Под влиянием этих строк мы, словно красивые пальцы панны Анны, погружаемся в тайную вкрадчивость магического присутствия и на минуту закрываем книгу. Эта минута важна для любого поэта. Мы не стремимся прочитать одну балладу и перейти к другой. Мы мечтательно думаем о судьбе одинокой девушки: она вряд ли ценит «человеческое общение», вряд ли имеет друзей или подруг. Долгие прогулки, собирание трав и кореньев, загадочная мелодия ночной птицы, неожиданно пристальный взгляд старухи в лохмотьях, чтение какой-нибудь ветхой книги — все это настроило ее мысли на тот фригийский лад, который, по мнению Апулея, звучит в голове колдуньи. Панна Анна очаровывает и медленно расплывается. Потом, через несколько месяцев или лет, мы берем «Озарения» Артюра Рембо, листаем, взгляд фиксирует странный фрагмент под заголовком Fairy. Гадаем, что это такое. Волшебное, тайное, магическое, что-либо еще? Пробегаем текст, вчитываемся в текст. Бесполезно, его тайна остается не затронутой пониманием. Берем русский перевод. Неуклюже, угловато, раздражающе нелепо. Пытаемся переводить сами, но вычитанный в словаре вокабуляр поражает несусвет-ностью. Однако наше воображение не успокаивается и с напряженностью фавна пытается настигнуть ускользающий образ:
«Для Элен сочетаются заклятием орнаментальные потоки в блуждающей девственной полутьме и царственные сияния в молчании звезд...» Буквальный смысл французских слов не дает ничего, нас ведет нечто вроде вербальной интуиции, нечто вроде инкан-тации, заклинания: «...Раскаленное лето, немые птицы, ленивое блаженство траурного корабля в заливе мертвых страстей и стерильных ароматов.
Жестокая песенка жен лесорубов над бешеным ручьем в руинах леса, коровьи колокольчики, эхо долин, гул степей.
Ради юности Элен волновались оперения и тени, трепетала грудь бедности и легенда неба.
Ее глаза, ее изысканный танец в драгоценных отблесках, в холодных притяжениях, в декоративном упоении единственного часа».

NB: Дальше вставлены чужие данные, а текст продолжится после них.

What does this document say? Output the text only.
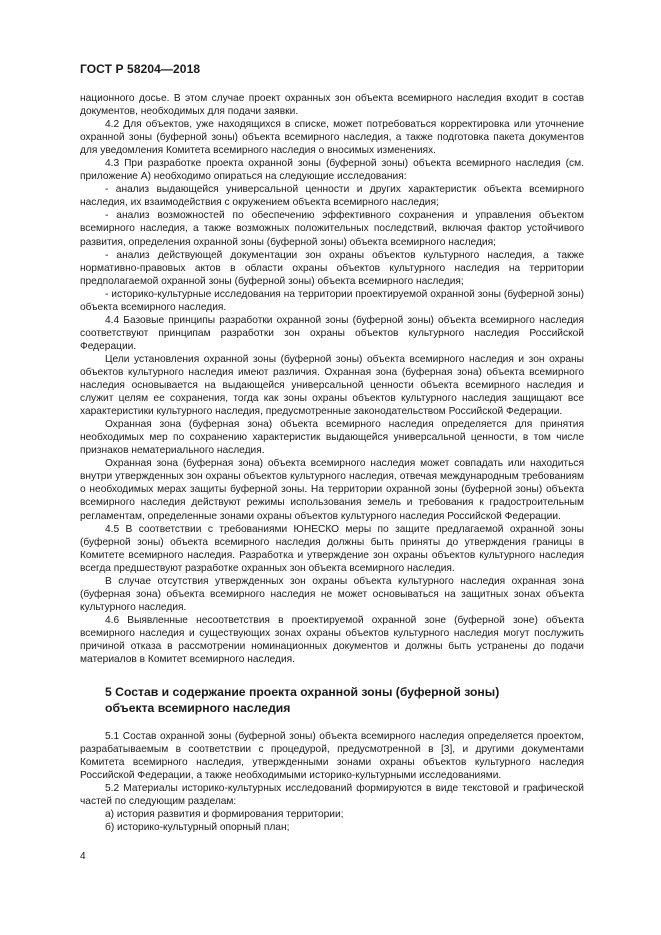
ГОСТ Р 58204—2018

национного досье. В этом случае проект охранных зон объекта всемирного наследия входит в состав документов, необходимых для подачи заявки.

4.2 Для объектов, уже находящихся в списке, может потребоваться корректировка или уточнение охранной зоны (буферной зоны) объекта всемирного наследия, а также подготовка пакета документов для уведомления Комитета всемирного наследия о вносимых изменениях.

4.3 При разработке проекта охранной зоны (буферной зоны) объекта всемирного наследия (см. приложение А) необходимо опираться на следующие исследования:

- анализ выдающейся универсальной ценности и других характеристик объекта всемирного наследия, их взаимодействия с окружением объекта всемирного наследия;

- анализ возможностей по обеспечению эффективного сохранения и управления объектом всемирного наследия, а также возможных положительных последствий, включая фактор устойчивого развития, определения охранной зоны (буферной зоны) объекта всемирного наследия;

- анализ действующей документации зон охраны объектов культурного наследия, а также нормативно-правовых актов в области охраны объектов культурного наследия на территории предполагаемой охранной зоны (буферной зоны) объекта всемирного наследия;

- историко-культурные исследования на территории проектируемой охранной зоны (буферной зоны) объекта всемирного наследия.

4.4 Базовые принципы разработки охранной зоны (буферной зоны) объекта всемирного наследия соответствуют принципам разработки зон охраны объектов культурного наследия Российской Федерации.

Цели установления охранной зоны (буферной зоны) объекта всемирного наследия и зон охраны объектов культурного наследия имеют различия. Охранная зона (буферная зона) объекта всемирного наследия основывается на выдающейся универсальной ценности объекта всемирного наследия и служит целям ее сохранения, тогда как зоны охраны объектов культурного наследия защищают все характеристики культурного наследия, предусмотренные законодательством Российской Федерации.

Охранная зона (буферная зона) объекта всемирного наследия определяется для принятия необходимых мер по сохранению характеристик выдающейся универсальной ценности, в том числе признаков нематериального наследия.

Охранная зона (буферная зона) объекта всемирного наследия может совпадать или находиться внутри утвержденных зон охраны объектов культурного наследия, отвечая международным требованиям о необходимых мерах защиты буферной зоны. На территории охранной зоны (буферной зоны) объекта всемирного наследия действуют режимы использования земель и требования к градостроительным регламентам, определенные зонами охраны объектов культурного наследия Российской Федерации.

4.5 В соответствии с требованиями ЮНЕСКО меры по защите предлагаемой охранной зоны (буферной зоны) объекта всемирного наследия должны быть приняты до утверждения границы в Комитете всемирного наследия. Разработка и утверждение зон охраны объектов культурного наследия всегда предшествуют разработке охранных зон объекта всемирного наследия.

В случае отсутствия утвержденных зон охраны объекта культурного наследия охранная зона (буферная зона) объекта всемирного наследия не может основываться на защитных зонах объекта культурного наследия.

4.6 Выявленные несоответствия в проектируемой охранной зоне (буферной зоне) объекта всемирного наследия и существующих зонах охраны объектов культурного наследия могут послужить причиной отказа в рассмотрении номинационных документов и должны быть устранены до подачи материалов в Комитет всемирного наследия.

5 Состав и содержание проекта охранной зоны (буферной зоны)
объекта всемирного наследия

5.1 Состав охранной зоны (буферной зоны) объекта всемирного наследия определяется проектом, разрабатываемым в соответствии с процедурой, предусмотренной в [3], и другими документами Комитета всемирного наследия, утвержденными зонами охраны объектов культурного наследия Российской Федерации, а также необходимыми историко-культурными исследованиями.

5.2 Материалы историко-культурных исследований формируются в виде текстовой и графической частей по следующим разделам:

а) история развития и формирования территории;

б) историко-культурный опорный план;

4
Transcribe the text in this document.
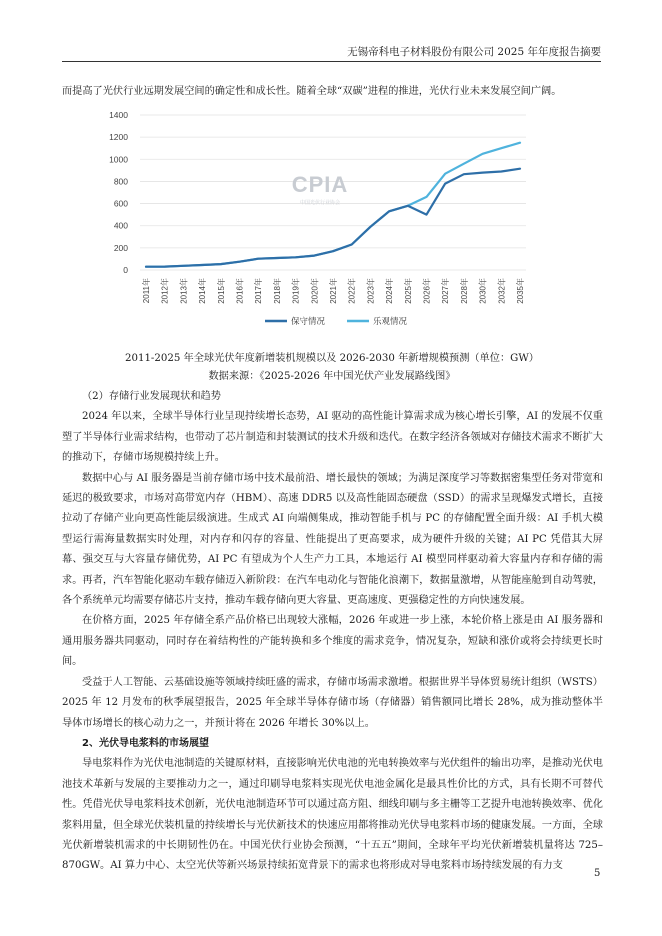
无锡帝科电子材料股份有限公司 2025 年年度报告摘要
而提高了光伏行业远期发展空间的确定性和成长性。随着全球“双碳”进程的推进，光伏行业未来发展空间广阔。
CPIA
中国光伏行业协会
0
200
400
600
800
1000
1200
1400
2011年 2012年 2013年 2014年 2015年 2016年 2017年 2018年 2019年 2020年 2021年 2022年 2023年 2024年 2025年 2026年 2027年 2028年 2030年 2032年 2035年
保守情况	乐观情况
2011-2025 年全球光伏年度新增装机规模以及 2026-2030 年新增规模预测（单位：GW）
数据来源：《2025-2026 年中国光伏产业发展路线图》

（2）存储行业发展现状和趋势

2024 年以来，全球半导体行业呈现持续增长态势，AI 驱动的高性能计算需求成为核心增长引擎，AI 的发展不仅重塑了半导体行业需求结构，也带动了芯片制造和封装测试的技术升级和迭代。在数字经济各领域对存储技术需求不断扩大的推动下，存储市场规模持续上升。

数据中心与 AI 服务器是当前存储市场中技术最前沿、增长最快的领域；为满足深度学习等数据密集型任务对带宽和延迟的极致要求，市场对高带宽内存（HBM）、高速 DDR5 以及高性能固态硬盘（SSD）的需求呈现爆发式增长，直接拉动了存储产业向更高性能层级演进。生成式 AI 向端侧集成，推动智能手机与 PC 的存储配置全面升级：AI 手机大模型运行需海量数据实时处理，对内存和闪存的容量、性能提出了更高要求，成为硬件升级的关键；AI PC 凭借其大屏幕、强交互与大容量存储优势，AI PC 有望成为个人生产力工具，本地运行 AI 模型同样驱动着大容量内存和存储的需求。再者，汽车智能化驱动车载存储迈入新阶段：在汽车电动化与智能化浪潮下，数据量激增，从智能座舱到自动驾驶，各个系统单元均需要存储芯片支持，推动车载存储向更大容量、更高速度、更强稳定性的方向快速发展。

在价格方面，2025 年存储全系产品价格已出现较大涨幅，2026 年或进一步上涨，本轮价格上涨是由 AI 服务器和通用服务器共同驱动，同时存在着结构性的产能转换和多个维度的需求竞争，情况复杂，短缺和涨价或将会持续更长时间。

受益于人工智能、云基础设施等领域持续旺盛的需求，存储市场需求激增。根据世界半导体贸易统计组织（WSTS）2025 年 12 月发布的秋季展望报告，2025 年全球半导体存储市场（存储器）销售额同比增长 28%，成为推动整体半导体市场增长的核心动力之一，并预计将在 2026 年增长 30%以上。

2、光伏导电浆料的市场展望

导电浆料作为光伏电池制造的关键原材料，直接影响光伏电池的光电转换效率与光伏组件的输出功率，是推动光伏电池技术革新与发展的主要推动力之一，通过印刷导电浆料实现光伏电池金属化是最具性价比的方式，具有长期不可替代性。凭借光伏导电浆料技术创新，光伏电池制造环节可以通过高方阻、细线印刷与多主栅等工艺提升电池转换效率、优化浆料用量，但全球光伏装机量的持续增长与光伏新技术的快速应用都将推动光伏导电浆料市场的健康发展。一方面，全球光伏新增装机需求的中长期韧性仍在。中国光伏行业协会预测，“十五五”期间，全球年平均光伏新增装机量将达 725–870GW。AI 算力中心、太空光伏等新兴场景持续拓宽背景下的需求也将形成对导电浆料市场持续发展的有力支

5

Набросав данный парафраз, отдаленный эскиз перевода, внушенный бог знает какой реминисценцией, мы вдруг удовлетворенно соображаем: нельзя Fairy оскорблять потной близостью... понимания. Если так, возможно поиск бесполезен, возможно муза, идея, героиня вообще ушли из нашей жизни? Читаем стихотворение «Женщины» испанского поэта Дамасо Алонсо:
О белизна.
Кто озарил нашу жизнь
Исступленно инфернальных бестий
Этой звездной ясностью,
Этим снегом в отблесках раскаленного сна?
А действительно, кто? Мы творим образы на фоне нашей фантазии — это звучит более или менее правдоподобно. А кто создал фон, фантазию? Неужели мы обречены постоянно ловиться на крюк ненавистного вопросительного знака?"